Housing Activity Falls Sharply in April, Though There Are Signs of a Rebound
- The Federal Open Market Committee (FOMC) released the minutes for its meeting on April 28-29, where the FOMC decided to keep the target range of the federal funds rate between 0.0 and 0.25 percent. Meeting participants noted that second quarter economic activity would likely decline at an ”unprecedented rate” and that “the ongoing public health crisis would continue to weigh heavily on economic activity, employment, and inflation in the near term and would pose considerable risks to the economic outlook over the medium term.”
- The Conference Board Leading Economic Index (LEI), a gauge of the economic outlook over the next three to six months, fell 4.4 percent in April and 11.3 percent in the six-month period ending in April. The only positive contributors were stock prices, interest rate spreads, and new orders for consumer goods/materials and core capital goods.
- Existing home sales dropped 17.8 percent in April to a seasonally adjusted annualized rate (SAAR) of 4.33 million, according to the National Association of REALTORS®. This is the lowest level of sales since September 2011, as well as the largest monthly decline since July 2010. Single-family sales fell 16.9 percent to a SAAR of 3.94 million, the lowest level since the end of 2011, and condo/co-op sales decreased as well. The months’ supply for total existing homes jumped seven-tenths to 4.1 (non-seasonally adjusted).
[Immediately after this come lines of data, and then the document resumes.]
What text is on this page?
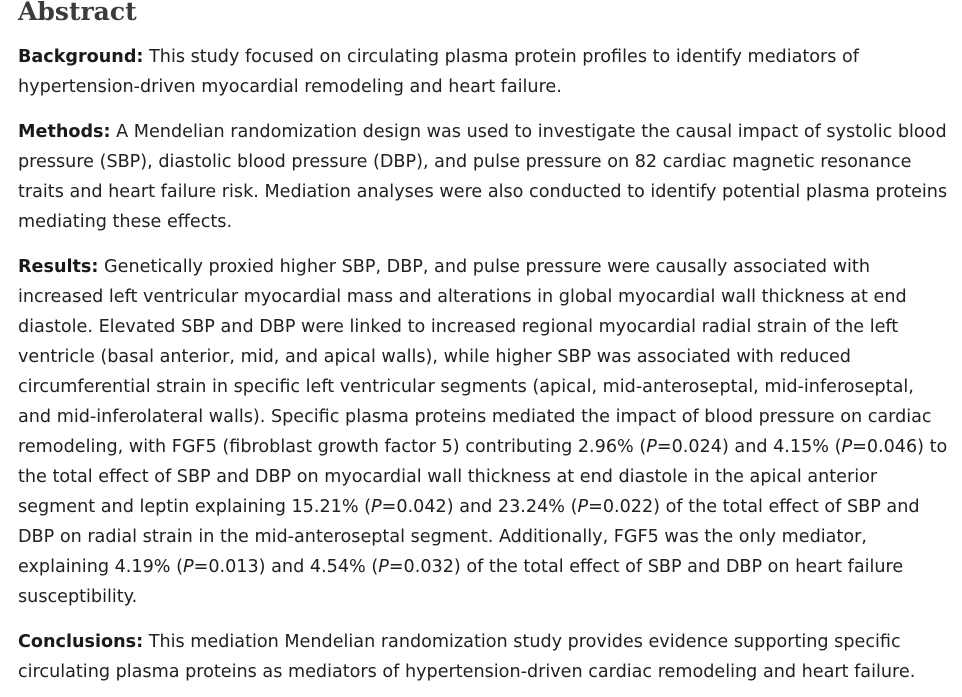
Abstract

Background: This study focused on circulating plasma protein profiles to identify mediators of hypertension-driven myocardial remodeling and heart failure.

Methods: A Mendelian randomization design was used to investigate the causal impact of systolic blood pressure (SBP), diastolic blood pressure (DBP), and pulse pressure on 82 cardiac magnetic resonance traits and heart failure risk. Mediation analyses were also conducted to identify potential plasma proteins mediating these effects.

Results: Genetically proxied higher SBP, DBP, and pulse pressure were causally associated with increased left ventricular myocardial mass and alterations in global myocardial wall thickness at end diastole. Elevated SBP and DBP were linked to increased regional myocardial radial strain of the left ventricle (basal anterior, mid, and apical walls), while higher SBP was associated with reduced circumferential strain in specific left ventricular segments (apical, mid-anteroseptal, mid-inferoseptal, and mid-inferolateral walls). Specific plasma proteins mediated the impact of blood pressure on cardiac remodeling, with FGF5 (fibroblast growth factor 5) contributing 2.96% (P=0.024) and 4.15% (P=0.046) to the total effect of SBP and DBP on myocardial wall thickness at end diastole in the apical anterior segment and leptin explaining 15.21% (P=0.042) and 23.24% (P=0.022) of the total effect of SBP and DBP on radial strain in the mid-anteroseptal segment. Additionally, FGF5 was the only mediator, explaining 4.19% (P=0.013) and 4.54% (P=0.032) of the total effect of SBP and DBP on heart failure susceptibility.

Conclusions: This mediation Mendelian randomization study provides evidence supporting specific circulating plasma proteins as mediators of hypertension-driven cardiac remodeling and heart failure.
- Housing starts fell 30.2 percent in April to 891,000 annualized units, the lowest level in five years and the largest monthly decline in the 61-year history of the series. Single-family starts declined 25.4 percent to 650,000, while single-family permits dropped 24.3 percent to 669,000, the lowest level in five years.
- The National Association of Home Builders/Wells Fargo Housing Market Index (HMI) increased by 7 points in May to 37. While this was the largest increase in almost seven years, it followed April’s 42-point decline, the largest decrease in the series’ history. The present single-family sales component increased, as did the index for single-family sales over the next six months, which posted the largest increase in almost eight years.
- Mortgage applications fell 2.6 percent for the week ending May 15, according to the Mortgage Bankers Association. The decline was driven entirely by refinance applications, which fell 6.3 percent to the lowest level since the end of February. Purchase applications rose 6.4 percent, the fifth consecutive week of increases, to the highest level in two months.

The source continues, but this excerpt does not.